1

I have a data measured with an instrument and the format of it is .dat is simple OLE Structured Storage. I uploaded a sample here http://www.filedropper.com/sample1

I searched a lot but I could not find a way that I extract the data using Python or R. is anyone have a solution ?

nik
  • 2,500
  • 5
  • 21
  • 48

3 Answers3

1

You can use Python with the olefile module: pip install olefile

Then to read and extract:

import olefile
ole = olefile.OleFileIO('sample1.dat')
datastream = ole.openstream('3D Data')
with open('extract.dat', 'wb') as f:
    data = datastream.read()
    f.write(data)
chrki
  • 6,143
  • 6
  • 35
  • 55
  • I installed the olefile but i got this error I first put both the script and data in a folder in my desktop then i ran it Admins-MacBook-Pro:HPLC_3D_data admin$ ls extract.py sample1.dat Admins-MacBook-Pro:HPLC_3D_data admin$ python extract.py Traceback (most recent call last): File "extract.py", line 1, in import olefile ImportError: No module named olefile – nik May 17 '16 at 08:11
  • @nik Looks like the module wasn't properly installed, are you using Python 2 or 3? I tested on 2 – chrki May 17 '16 at 08:58
  • I am using Mac and this is the version of my python Admins-MBP:~ admin$ python -V Python 2.7.10 – nik May 17 '16 at 09:12
  • did you find the problem ? – nik May 17 '16 at 14:00
  • @nik worked fine for me on OSX 10.10.5, Python 2.7.6 - I used `sudo easy_install olefile` to install the module – chrki May 17 '16 at 18:56
  • @nik Sorry I have no idea how your data was produced and what format it is in, you should probably open another question on how to interpret and use the data you have. Binary data like in your ole file can be anything. – chrki May 17 '16 at 19:54
  • the data is generated by the EzChrom .dat is simple OLE Structured Storage https://en.wikipedia.org/wiki/COM_Structured_Storage you can extract binary blocks from storage using win32 API Storage functions (https://msdn.microsoft.com/en-us/library/windows/desktop/aa380341(v=vs.85).aspx) or you can use file-management software which considers OLE storage as archive and allow extracting data blocks as files. but i prefer to use python – nik May 17 '16 at 19:55
  • @nik Yeah I was able to look at the ole archive with another program and extract data from there as well, but the data in the ole archive is just more binary data that I don't know what it's made of and how to use it (binary data). Sorry – chrki May 17 '16 at 19:59
0

I thought I'd post my findings in an answer.

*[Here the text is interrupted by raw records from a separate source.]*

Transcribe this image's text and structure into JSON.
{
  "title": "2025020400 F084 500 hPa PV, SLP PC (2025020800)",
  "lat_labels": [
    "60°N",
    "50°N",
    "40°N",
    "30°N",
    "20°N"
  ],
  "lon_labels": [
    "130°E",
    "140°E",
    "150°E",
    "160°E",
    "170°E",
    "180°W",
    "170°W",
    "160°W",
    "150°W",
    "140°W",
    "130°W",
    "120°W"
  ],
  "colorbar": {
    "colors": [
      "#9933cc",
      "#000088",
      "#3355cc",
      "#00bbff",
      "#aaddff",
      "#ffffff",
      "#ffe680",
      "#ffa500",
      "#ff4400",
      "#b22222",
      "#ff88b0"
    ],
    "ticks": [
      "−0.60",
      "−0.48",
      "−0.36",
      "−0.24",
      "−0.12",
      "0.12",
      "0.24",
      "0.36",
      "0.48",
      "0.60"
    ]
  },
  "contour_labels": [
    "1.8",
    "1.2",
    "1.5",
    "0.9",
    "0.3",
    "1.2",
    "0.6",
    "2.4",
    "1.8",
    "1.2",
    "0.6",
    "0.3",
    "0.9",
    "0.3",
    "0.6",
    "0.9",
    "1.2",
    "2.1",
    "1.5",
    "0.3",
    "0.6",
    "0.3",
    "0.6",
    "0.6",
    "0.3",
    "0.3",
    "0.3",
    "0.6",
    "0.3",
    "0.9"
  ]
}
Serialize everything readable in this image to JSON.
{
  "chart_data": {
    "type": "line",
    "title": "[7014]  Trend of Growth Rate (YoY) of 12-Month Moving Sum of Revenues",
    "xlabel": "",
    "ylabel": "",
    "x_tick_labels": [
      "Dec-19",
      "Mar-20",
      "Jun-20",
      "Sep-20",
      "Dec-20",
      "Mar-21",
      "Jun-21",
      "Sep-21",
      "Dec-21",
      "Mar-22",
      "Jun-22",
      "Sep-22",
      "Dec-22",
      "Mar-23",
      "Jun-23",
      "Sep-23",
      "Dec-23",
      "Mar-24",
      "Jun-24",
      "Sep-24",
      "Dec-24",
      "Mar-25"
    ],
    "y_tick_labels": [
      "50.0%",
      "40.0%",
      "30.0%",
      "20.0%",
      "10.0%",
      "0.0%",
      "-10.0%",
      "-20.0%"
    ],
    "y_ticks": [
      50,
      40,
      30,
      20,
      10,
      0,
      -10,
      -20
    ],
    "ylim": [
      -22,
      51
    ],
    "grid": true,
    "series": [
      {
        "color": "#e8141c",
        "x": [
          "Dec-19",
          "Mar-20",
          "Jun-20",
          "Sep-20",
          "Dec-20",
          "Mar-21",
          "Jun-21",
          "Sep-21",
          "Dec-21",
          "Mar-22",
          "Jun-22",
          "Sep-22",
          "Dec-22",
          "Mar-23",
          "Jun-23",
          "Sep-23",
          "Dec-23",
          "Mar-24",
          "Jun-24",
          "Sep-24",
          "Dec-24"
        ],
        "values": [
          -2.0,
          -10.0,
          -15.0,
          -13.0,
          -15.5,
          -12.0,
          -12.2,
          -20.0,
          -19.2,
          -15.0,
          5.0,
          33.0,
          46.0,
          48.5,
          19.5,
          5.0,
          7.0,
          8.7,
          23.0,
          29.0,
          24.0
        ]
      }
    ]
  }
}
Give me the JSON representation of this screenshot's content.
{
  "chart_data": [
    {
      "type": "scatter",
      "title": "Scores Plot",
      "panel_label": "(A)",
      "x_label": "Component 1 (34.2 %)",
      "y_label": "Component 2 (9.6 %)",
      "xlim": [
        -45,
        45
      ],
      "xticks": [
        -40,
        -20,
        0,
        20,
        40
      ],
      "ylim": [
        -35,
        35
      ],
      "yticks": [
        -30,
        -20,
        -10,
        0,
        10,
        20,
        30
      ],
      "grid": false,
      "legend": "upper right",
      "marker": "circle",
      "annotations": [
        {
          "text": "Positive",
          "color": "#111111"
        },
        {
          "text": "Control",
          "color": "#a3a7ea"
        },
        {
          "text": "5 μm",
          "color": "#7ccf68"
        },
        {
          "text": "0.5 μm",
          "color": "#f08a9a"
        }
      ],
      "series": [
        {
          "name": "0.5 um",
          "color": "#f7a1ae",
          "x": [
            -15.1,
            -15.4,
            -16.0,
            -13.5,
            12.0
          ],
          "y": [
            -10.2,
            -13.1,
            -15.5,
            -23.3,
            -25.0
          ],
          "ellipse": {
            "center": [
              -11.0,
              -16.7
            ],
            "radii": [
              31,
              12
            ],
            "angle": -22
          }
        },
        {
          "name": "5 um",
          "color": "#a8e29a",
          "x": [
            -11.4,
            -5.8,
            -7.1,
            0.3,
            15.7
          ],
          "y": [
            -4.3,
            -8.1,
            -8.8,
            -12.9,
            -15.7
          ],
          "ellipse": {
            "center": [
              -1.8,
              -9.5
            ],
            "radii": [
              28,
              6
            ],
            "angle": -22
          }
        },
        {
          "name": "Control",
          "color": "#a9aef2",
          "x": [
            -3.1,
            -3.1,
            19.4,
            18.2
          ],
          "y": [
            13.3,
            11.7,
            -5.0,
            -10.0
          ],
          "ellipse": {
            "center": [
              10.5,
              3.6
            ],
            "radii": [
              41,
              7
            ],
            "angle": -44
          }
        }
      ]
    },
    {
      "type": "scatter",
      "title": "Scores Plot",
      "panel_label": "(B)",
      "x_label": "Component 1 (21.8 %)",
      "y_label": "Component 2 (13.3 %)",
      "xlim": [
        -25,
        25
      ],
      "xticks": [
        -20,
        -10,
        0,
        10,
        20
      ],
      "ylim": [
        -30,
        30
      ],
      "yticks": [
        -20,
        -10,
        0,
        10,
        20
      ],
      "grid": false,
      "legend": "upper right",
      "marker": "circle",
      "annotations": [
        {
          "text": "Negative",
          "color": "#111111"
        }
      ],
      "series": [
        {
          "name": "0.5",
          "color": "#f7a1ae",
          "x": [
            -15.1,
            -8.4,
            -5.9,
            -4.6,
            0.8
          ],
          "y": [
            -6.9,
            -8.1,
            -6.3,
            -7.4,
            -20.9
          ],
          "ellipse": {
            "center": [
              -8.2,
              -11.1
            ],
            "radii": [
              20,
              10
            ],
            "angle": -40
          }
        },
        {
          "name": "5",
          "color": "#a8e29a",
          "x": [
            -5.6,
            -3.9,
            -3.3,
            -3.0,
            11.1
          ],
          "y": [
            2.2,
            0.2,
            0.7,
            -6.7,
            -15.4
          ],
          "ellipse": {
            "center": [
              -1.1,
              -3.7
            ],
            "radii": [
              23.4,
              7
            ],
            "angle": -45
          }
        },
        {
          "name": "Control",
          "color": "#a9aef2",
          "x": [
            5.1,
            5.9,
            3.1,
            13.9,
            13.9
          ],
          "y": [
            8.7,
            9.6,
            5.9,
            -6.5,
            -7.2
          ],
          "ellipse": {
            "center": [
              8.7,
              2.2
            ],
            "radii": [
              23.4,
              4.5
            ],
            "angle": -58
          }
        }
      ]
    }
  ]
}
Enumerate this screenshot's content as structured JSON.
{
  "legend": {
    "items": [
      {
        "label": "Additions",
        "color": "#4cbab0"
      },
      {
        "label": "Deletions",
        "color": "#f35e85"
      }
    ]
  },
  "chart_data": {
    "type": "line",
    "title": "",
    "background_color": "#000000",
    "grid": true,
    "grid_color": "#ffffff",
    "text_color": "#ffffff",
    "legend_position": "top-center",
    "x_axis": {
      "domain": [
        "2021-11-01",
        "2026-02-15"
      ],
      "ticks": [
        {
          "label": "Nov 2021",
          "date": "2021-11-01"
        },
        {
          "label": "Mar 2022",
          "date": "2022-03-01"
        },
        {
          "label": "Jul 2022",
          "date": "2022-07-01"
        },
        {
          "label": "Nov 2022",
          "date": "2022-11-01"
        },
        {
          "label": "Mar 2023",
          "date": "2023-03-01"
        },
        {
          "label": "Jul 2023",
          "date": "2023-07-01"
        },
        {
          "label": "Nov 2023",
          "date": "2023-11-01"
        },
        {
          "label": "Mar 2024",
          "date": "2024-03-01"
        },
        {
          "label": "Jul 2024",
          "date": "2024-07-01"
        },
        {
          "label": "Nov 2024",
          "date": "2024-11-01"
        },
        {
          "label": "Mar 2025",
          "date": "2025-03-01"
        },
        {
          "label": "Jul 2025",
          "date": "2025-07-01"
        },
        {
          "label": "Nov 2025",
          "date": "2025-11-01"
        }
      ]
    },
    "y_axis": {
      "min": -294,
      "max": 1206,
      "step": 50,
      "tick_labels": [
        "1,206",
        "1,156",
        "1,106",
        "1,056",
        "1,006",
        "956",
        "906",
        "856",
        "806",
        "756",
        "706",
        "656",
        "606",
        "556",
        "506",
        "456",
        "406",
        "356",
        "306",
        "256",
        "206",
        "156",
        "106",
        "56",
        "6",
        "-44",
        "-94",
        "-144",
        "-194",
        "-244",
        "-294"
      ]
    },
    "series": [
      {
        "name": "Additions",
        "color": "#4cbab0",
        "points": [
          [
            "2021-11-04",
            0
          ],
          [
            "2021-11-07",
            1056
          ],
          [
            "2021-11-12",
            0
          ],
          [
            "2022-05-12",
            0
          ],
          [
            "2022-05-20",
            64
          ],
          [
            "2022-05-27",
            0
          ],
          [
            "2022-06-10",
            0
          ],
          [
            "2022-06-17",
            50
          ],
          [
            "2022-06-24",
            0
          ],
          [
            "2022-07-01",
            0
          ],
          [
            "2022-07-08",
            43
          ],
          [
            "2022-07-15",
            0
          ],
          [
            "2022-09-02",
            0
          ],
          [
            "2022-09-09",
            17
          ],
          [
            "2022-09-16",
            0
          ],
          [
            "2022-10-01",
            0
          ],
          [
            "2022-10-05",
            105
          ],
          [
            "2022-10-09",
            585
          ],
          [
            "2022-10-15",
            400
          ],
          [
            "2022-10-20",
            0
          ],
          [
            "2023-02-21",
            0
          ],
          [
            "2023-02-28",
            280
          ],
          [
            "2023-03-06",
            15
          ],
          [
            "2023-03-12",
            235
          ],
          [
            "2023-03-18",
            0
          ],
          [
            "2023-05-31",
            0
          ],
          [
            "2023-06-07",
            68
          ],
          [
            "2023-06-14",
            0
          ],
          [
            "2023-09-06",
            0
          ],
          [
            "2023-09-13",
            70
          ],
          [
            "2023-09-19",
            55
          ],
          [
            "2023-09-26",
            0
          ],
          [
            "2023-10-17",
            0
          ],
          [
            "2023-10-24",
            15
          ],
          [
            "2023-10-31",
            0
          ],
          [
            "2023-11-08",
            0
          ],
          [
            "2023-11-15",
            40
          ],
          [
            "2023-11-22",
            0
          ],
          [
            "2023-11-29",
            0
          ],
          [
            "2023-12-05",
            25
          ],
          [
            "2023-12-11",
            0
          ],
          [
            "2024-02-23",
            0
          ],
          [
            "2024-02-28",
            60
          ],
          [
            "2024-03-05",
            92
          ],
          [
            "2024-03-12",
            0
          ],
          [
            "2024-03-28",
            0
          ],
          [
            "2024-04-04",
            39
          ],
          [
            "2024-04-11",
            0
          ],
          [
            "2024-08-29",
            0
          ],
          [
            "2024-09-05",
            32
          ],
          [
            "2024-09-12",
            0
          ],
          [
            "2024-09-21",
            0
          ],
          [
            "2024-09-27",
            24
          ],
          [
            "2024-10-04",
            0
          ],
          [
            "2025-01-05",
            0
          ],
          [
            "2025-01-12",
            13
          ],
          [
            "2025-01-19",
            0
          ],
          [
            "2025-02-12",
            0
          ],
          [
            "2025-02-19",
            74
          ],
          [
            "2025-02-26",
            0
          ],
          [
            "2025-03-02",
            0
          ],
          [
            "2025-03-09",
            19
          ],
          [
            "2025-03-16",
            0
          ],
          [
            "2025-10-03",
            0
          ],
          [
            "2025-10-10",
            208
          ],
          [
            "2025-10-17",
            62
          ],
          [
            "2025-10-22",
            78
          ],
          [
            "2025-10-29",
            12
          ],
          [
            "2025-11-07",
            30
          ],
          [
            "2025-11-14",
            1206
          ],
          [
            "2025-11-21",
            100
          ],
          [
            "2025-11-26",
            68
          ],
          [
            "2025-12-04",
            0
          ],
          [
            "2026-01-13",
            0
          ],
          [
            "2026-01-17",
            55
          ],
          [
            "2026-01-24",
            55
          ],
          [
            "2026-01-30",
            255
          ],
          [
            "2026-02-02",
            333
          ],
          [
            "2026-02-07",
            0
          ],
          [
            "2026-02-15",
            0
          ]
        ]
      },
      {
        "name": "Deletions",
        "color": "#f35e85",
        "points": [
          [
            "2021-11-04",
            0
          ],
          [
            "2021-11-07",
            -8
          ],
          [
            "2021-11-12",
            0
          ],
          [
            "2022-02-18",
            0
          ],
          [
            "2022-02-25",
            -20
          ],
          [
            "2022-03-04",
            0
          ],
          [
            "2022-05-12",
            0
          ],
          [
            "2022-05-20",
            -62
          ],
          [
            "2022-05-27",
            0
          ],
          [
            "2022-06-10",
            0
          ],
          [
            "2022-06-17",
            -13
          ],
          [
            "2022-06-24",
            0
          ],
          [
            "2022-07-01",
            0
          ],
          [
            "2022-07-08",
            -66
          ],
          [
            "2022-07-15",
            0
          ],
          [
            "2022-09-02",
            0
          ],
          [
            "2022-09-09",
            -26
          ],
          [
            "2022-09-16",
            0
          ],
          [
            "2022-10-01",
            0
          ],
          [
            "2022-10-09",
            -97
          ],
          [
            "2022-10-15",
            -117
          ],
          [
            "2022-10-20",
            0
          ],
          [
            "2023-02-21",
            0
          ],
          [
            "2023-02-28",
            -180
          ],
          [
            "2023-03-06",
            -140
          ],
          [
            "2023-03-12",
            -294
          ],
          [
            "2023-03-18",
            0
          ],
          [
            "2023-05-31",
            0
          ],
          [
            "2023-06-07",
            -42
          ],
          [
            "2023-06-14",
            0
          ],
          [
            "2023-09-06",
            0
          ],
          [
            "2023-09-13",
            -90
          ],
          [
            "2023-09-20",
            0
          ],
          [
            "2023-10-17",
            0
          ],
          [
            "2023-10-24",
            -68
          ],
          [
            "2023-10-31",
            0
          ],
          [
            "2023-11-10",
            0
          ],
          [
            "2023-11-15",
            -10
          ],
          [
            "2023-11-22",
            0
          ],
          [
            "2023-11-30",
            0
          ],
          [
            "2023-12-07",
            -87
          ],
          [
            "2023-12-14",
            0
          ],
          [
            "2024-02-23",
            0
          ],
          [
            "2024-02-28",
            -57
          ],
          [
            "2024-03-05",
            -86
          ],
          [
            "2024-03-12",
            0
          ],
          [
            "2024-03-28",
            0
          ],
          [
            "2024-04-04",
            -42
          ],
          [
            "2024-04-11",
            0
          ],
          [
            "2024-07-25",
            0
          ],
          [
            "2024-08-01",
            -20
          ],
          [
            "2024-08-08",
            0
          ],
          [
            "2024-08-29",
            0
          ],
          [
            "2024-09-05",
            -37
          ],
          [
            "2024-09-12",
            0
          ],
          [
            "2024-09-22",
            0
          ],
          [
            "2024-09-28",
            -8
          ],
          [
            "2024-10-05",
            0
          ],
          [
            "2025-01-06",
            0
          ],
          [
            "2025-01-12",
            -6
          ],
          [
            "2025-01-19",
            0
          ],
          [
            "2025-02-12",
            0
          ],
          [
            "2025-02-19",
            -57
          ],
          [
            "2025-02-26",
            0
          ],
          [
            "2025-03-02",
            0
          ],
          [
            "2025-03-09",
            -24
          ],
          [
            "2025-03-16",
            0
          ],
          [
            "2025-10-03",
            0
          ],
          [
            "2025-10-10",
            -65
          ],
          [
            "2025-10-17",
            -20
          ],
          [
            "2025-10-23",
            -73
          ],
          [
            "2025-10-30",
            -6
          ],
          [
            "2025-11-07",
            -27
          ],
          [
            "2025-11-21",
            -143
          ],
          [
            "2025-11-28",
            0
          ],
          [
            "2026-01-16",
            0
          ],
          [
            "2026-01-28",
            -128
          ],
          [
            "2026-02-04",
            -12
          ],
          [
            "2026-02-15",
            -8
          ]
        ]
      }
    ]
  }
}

Sorry to say but it appears that you can't bring the OLE structured data into R in the current format.

OLEDB connection in R

Reading in .dat files is quite simple (see here for more info import dat file into R), but the OLE format complicates things. I'd recommend either using the answer provided by @chrki or extracting to a format other than OLE and then reading it into R.

Sorry I couldn't be of more help.

Community
  • 1
  • 1
plumbus_bouquet
  • 443
  • 6
  • 7
0

you can use the pillow module for Python 3.* or PIL for Python 2.* I use Python 3.4 so:

from PIL import OleFileIO
dir(OleFileIO) # to see all the stuff available inside

From there you can dump the streams and many more things.

Documentation about OleFileIO: Here

Belial
  • 821
  • 1
  • 9
  • 12